Clarion file photo by M. Scott M

"It's open to anybody, not just those associated with the college. Anybody that wants to get their writing out to the public and has something to read can join us. We have everything from high school students to people that have been writing for years," Steik said.

She said the genres that are read are as eclectic as the writers.

"People will read poems, essays, memoirs, fiction, technical writing, everything really. Some even write about the long winters and darkness and that kind of thing," she said.

For more information on upcoming KPC Writers' Group meetings, call 262-0308.

Under new management, Veronica's in Old Town Kenai, began staying open this winter and offers more than just coffee to contend with SAD.
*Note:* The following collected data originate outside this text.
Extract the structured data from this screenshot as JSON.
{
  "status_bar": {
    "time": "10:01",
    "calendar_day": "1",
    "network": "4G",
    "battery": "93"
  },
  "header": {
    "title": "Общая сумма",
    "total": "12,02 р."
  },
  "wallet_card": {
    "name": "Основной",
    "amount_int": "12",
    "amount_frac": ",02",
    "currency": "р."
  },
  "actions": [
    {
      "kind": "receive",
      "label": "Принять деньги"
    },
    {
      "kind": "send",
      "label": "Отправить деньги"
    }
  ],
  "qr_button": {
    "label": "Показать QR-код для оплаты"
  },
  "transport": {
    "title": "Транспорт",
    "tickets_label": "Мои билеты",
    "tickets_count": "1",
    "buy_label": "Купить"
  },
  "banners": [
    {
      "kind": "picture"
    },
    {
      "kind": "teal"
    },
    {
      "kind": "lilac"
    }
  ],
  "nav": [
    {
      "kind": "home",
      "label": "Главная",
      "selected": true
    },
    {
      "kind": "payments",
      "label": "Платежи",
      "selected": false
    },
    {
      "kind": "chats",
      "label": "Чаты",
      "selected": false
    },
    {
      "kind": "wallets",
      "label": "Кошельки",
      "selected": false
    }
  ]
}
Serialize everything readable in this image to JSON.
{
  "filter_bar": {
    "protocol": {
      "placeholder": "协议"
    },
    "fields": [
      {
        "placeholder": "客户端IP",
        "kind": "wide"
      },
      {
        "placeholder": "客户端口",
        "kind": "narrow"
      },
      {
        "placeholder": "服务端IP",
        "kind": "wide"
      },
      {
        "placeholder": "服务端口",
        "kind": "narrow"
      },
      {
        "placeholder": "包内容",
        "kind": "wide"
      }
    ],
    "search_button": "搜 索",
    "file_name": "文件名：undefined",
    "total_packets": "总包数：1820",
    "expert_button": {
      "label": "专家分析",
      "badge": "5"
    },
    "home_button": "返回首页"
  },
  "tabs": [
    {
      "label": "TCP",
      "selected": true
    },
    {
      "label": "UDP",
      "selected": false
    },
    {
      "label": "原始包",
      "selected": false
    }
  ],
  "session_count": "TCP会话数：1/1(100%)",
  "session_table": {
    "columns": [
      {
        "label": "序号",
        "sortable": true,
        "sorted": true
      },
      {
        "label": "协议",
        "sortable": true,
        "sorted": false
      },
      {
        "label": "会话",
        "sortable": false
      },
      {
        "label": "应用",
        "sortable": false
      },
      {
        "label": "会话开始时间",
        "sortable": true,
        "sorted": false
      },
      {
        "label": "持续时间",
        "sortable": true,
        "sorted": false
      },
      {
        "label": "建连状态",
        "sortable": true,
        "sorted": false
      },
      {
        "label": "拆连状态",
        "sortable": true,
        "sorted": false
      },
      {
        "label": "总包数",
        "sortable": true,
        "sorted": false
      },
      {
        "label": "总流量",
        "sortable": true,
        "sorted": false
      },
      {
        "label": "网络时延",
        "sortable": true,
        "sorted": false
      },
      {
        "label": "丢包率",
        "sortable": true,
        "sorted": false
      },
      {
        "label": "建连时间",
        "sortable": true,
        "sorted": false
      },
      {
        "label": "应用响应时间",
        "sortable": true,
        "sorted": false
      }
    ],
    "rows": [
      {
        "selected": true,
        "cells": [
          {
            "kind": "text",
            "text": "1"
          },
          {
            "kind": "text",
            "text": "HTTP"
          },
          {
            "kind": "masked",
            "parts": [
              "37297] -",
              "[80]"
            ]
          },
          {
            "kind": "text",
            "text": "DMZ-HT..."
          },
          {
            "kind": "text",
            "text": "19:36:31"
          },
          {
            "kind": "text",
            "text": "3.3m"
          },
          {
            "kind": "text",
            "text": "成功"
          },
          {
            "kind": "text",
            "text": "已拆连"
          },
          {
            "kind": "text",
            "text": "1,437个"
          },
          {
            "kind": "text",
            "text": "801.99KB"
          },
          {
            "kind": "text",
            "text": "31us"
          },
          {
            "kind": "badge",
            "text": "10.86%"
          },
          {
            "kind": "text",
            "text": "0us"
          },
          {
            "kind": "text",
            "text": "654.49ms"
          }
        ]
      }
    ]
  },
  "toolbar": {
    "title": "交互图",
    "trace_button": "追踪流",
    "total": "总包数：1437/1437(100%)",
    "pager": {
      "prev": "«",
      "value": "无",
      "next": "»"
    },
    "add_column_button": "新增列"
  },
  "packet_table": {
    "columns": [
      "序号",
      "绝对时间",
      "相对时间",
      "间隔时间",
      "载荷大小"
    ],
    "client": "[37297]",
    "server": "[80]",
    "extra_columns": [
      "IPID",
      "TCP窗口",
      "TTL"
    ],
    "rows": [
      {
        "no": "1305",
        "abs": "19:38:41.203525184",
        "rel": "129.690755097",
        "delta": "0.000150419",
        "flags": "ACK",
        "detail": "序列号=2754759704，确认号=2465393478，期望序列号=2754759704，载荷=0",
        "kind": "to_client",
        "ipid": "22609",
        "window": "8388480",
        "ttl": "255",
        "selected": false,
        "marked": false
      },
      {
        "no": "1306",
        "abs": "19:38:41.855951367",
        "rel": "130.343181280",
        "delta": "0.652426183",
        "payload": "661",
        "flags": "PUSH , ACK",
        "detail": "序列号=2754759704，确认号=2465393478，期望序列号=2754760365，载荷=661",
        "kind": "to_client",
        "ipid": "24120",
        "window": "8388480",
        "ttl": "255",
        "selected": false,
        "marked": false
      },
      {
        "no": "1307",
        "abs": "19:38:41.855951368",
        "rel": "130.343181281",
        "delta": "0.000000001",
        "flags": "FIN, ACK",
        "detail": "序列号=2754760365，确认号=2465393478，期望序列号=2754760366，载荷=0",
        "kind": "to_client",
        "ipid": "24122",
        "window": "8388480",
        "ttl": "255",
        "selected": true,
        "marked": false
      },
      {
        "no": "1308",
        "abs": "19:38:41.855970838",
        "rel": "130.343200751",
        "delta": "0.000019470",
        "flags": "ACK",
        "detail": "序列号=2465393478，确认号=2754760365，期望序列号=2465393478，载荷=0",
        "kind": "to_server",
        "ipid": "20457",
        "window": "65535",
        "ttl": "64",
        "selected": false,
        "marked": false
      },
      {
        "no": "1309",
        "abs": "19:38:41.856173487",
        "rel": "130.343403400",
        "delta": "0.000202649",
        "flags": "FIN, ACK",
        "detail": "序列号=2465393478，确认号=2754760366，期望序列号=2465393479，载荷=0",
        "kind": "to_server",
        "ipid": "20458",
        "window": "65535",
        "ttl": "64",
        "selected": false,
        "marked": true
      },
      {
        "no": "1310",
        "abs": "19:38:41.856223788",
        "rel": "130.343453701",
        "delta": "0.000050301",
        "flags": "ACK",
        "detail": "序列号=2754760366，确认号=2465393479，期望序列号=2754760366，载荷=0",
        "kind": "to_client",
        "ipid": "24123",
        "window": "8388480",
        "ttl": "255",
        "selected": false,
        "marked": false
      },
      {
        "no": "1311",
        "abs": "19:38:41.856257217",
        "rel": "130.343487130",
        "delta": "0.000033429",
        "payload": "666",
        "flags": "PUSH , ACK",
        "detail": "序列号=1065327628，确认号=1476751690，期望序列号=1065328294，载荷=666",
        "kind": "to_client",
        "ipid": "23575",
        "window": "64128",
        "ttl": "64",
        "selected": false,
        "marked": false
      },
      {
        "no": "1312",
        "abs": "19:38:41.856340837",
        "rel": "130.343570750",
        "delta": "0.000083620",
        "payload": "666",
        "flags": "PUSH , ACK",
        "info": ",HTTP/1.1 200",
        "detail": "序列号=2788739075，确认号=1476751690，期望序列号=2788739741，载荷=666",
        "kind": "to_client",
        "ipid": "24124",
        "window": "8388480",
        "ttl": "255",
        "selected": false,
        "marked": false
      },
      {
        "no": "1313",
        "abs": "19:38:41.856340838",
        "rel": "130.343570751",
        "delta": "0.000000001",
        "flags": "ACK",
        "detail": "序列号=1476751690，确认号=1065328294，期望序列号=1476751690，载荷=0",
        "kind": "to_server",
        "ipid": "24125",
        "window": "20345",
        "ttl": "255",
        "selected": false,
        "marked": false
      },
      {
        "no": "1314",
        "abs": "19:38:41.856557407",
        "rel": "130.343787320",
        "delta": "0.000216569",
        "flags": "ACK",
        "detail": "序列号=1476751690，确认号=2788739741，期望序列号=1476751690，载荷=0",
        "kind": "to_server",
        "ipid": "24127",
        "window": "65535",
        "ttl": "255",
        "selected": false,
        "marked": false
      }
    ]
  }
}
"A lot of people were always telling me how there wasn't much to do in winter, so we wanted to make a community gathering center for the locals that would be open year round," said Rebecca Lambourn, one of the new co-owners of Veronica's.

In addition, Lambourn said she's been trying to convert Veronica's image from solely a coffee house to a cafe by day and a music club at night, and she said so far the decision to stay open during the "off season" has been a good one as far as business goes.

"During the day we get a lot of people in for lunch that come in to sit by the windows to get a dash of sun, and with the live musicians and open mic nights in the evenings, we've really been rocking," Lambourn said.

She added that since Veronica's doesn't serve alcohol and smoking is not permit inside the premises, the customers have represented a wide cross section of the community from high school kids to grandparents and parents with their own kids.

The thing many of them share is they're all looking for ways to stay active and people to stay active with during the long, dark, cold months of winter.